Brian Wood is an American journalist. He has spent most of his career working for news outlets in the Pacific Northwest of the United States.

==Early life==
Wood grew up in Bellevue, Washington, and attended Interlake High School, before graduating from the University of Washington with an honors degree in Political Science and Communications.

==Journalism career==

He shared the 1992 Peabody Award for reporting the documentary When the Salmon Runs Dry which explored the causes and effects of the declining population of wild salmon in the Columbia River system.
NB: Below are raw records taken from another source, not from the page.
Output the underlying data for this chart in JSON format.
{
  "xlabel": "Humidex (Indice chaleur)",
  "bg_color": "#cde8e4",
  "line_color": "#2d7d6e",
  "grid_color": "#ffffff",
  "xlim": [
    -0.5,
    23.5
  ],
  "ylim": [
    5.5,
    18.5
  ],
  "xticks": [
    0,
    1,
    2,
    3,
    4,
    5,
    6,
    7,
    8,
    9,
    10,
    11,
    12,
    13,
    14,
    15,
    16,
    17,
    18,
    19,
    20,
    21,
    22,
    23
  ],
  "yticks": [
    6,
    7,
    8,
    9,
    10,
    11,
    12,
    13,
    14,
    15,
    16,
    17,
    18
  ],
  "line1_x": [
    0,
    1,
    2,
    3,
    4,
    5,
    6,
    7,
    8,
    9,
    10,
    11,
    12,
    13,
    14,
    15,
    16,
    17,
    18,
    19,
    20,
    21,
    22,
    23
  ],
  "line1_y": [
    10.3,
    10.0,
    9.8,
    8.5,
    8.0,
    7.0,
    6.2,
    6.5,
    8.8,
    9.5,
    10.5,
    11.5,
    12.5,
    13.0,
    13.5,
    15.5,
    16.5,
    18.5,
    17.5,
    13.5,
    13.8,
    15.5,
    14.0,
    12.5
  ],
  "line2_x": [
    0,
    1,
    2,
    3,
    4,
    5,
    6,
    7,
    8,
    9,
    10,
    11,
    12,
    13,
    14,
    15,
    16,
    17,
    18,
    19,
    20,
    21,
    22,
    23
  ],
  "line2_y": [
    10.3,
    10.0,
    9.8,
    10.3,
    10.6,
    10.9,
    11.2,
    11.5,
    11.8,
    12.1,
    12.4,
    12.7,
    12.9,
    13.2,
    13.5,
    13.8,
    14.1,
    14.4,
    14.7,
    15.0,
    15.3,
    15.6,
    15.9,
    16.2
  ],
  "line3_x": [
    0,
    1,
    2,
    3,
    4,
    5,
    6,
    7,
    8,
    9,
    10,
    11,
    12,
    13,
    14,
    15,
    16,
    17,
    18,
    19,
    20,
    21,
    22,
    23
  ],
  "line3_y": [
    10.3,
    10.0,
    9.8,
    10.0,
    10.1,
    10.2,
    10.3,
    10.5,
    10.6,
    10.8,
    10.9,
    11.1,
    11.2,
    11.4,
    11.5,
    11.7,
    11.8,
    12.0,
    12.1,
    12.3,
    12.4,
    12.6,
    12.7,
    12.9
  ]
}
His work during the 1998 Olympics in Nagano, Japan was featured in The Seattle Times.

Wood's live reporting as the 2001 Nisqually earthquake hit Seattle on February 28, was broadcast internationally.

Wood was an anchor and reporter for KATU (TV) in Portland, Oregon. From 2002 to 2008 he was the main anchor and managing editor at WMAR-TV in Baltimore, Maryland.

He has also anchored and reported at KIRO-TV in Seattle, Washington, and KLAS-TV in Las Vegas, Nevada.

===Awards and recognition===
Wood has earned four Emmy awards and several AP and Society of Professional Journalists awards for his reporting on, among other subjects, the Green River Killer, the deadly immigrant smuggling on container ships from Hong Kong and the sinking of the Interstate 90 floating bridge in November 1990.